- Article I: NAME
The name of this organization shall be The Higdon Family Association.
- Article II: PURPOSE
The purpose of the Higdon Family Association shall be to unite those persons
with an interest in the history and genealogy of the Higdon family; to encourage Higdons
and Higdon descendents to develop an interest in and educate themselves in their family
heritage; to assemble and publish historical and genealogical information about the Higdon
family; to build a source of genealogical, historical, and educational material for use
by the members of this Association in their furtherance of the history and genealogy
of the Higdon family. It shall be a non-profit association.
- Article III: MEMBERSHIP
Regular membership is open to any person over the age of eighteen (18) years, who
is interested in the purpose of the organization. All regular members shall have
voting privileges, shall be eligible to hold office, and may exercise such
other privileges as may be provided by the Association.
- Article IV: OFFICERS
- The officers of the Association shall be a President, First Vice-president,
Second Vice-President, Third Vice-President, Secretary, and Treasurer. The manner in which the officers shall
be elected and the term of each office shall be provided by the Bylaws. The office
of Secretary and the office of Treasurer may be combined, with one individual serving
in both capacities.
- The President shall in consultation with the Board of Directors, serve as chief
executive officer of the Association, chairman of the Board of Directors, preside at
meetings of the Association, appoint regular and special committees as required, plan
the program of the annual meeting, and, in general, promote the best interest and
welfare of the Association.
- The First Vice-President shall serve in the absence of the President, with the
same duties and responsibilities, be a member of the Board of Directors, and shall
perform such other duties as may be assigned by the President.

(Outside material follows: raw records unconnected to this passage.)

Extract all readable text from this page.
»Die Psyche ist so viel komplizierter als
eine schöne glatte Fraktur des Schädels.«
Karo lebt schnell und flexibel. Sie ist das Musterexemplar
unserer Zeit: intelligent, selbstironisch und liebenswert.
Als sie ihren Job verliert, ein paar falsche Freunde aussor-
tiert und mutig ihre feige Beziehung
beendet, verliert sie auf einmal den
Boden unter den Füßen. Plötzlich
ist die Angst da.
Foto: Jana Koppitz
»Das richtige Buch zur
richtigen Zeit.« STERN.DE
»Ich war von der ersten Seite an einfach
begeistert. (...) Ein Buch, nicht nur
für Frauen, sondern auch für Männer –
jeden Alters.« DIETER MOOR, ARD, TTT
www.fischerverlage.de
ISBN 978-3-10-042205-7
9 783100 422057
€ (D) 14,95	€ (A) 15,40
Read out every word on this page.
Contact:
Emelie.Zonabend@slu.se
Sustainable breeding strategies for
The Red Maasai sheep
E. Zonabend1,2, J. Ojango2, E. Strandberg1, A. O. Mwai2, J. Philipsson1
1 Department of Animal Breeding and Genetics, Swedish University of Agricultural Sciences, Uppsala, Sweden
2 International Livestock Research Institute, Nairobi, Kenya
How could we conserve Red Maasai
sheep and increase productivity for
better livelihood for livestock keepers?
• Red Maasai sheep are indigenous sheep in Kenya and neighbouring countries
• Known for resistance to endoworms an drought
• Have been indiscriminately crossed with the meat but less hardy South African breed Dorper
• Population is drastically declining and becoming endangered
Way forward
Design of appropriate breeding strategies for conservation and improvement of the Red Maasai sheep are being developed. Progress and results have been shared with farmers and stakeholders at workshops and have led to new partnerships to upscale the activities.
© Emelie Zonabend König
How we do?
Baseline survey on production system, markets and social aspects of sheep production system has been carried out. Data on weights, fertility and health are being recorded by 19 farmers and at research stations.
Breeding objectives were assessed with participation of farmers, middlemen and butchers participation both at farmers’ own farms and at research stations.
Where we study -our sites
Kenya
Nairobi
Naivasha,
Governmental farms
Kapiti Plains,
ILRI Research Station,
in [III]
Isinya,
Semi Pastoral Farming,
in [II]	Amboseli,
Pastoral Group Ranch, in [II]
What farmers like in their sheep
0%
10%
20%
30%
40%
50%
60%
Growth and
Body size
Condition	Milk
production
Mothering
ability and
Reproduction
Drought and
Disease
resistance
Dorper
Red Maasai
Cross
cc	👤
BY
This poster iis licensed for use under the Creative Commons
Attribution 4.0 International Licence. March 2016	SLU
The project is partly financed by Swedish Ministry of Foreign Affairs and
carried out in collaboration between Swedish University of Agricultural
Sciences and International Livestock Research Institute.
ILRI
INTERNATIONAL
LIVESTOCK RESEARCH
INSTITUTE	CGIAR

- The Second Vice-President and the Third Vice-President shall serve as members of
the Board of Directors and shall perform such other duties as the President shall assign.
- The Secretary shall keep minutes of all meetings and shall be responsible for
all official correspondence of the Association including the circulation of a newsletter
to the membership.
- The Treasurer shall have charge of receiving and disbursing of funds, shall prepare
the accounts for audit, and have general charge of the finances of the Association. The
Treasurer shall be bonded.
- The officers shall take office at an announced general business meeting during the
annual meeting. Should an emergency arise which forces temporary suspension of the
activities of the Association, the officers shall continue until their successors shall
be elected.
- Article V: BOARD OF DIRECTORS
The Board of Directors shall be composed of the President, First-Vice President, Second
Vice-President, Third Vice-President, Secretary, Treasurer, four at-large regular members
of the Association, and the immediate past President, making a total of eleven (11) persons.
If the office of Secretary and the office of Treasurer is held by one individual, the total
number will be ten (10) persons. The manner in which the four at-large members of the Board
of Directors are elected and term of office shall be provided in the
Bylaws.
- Article VI: NOMINATION AND ELECTIONS
- Not later than three (3) months prior to the annual meeting of the Association,
the President shall appoint a nominating committee of at least three (3) members of
the Association in good standing to recommend at least one candidate for each elective
office to be filled in the next election to be held at announced business meeting during
the annual meeting. Nominations shall be mailed to all members not later than thirty (30)
days prior to the annual meeting. The nominations of said committee shall be considered
by the Board of Directors before the annual business meeting and the action by the Board
on the recommendations shall be reported to the members at the business meeting. There
shall be an opportunity during the regular business meeting for additional nominations
from the floor.
Election shall be by a majority vote of the members present at the annual business meeting
and by secret ballot if more than one candidate is nominated for an office.
- In the case of the resignation or the inability of the President to carry on the duties
of his office, the First Vice-President shall, with approval of the Board of Directors,
assume the duties of the President. It shall then become the duty of the Board of Directors
to decide, in accordance with the amount of time remaining before the next general election,
to either nominate one or more candidates for the office of President and put these to
a vote of the regular membership, or wait until the next regularly scheduled election
to nominate one or more candidates to fill the vacancy of President. The First Vice-President
shall continue to assume the duties of the President until the office is filled by election.
- Article VII: MEETINGS
An annual meeting of the Association shall be held at a time and place to be selected
by the Board of Directors.
- Article VIII: FEES
It shall be within the province of the Board of Directors to set dues, subject to
ratification of the regular membership, and to establish the term of regular membership.
- Article IX: Bylaws
The Board of Directors shall establish and circulate to the regular membership the
Bylaws of the Association and all amendments thereto.
- Article: X: AMENDMENTS
This Constitution and Bylaws may be amended by a majority vote of the regular members
of the Association present at any annual meeting, after due notice to the regular membership
of the intention to amend the Constitution or Bylaws.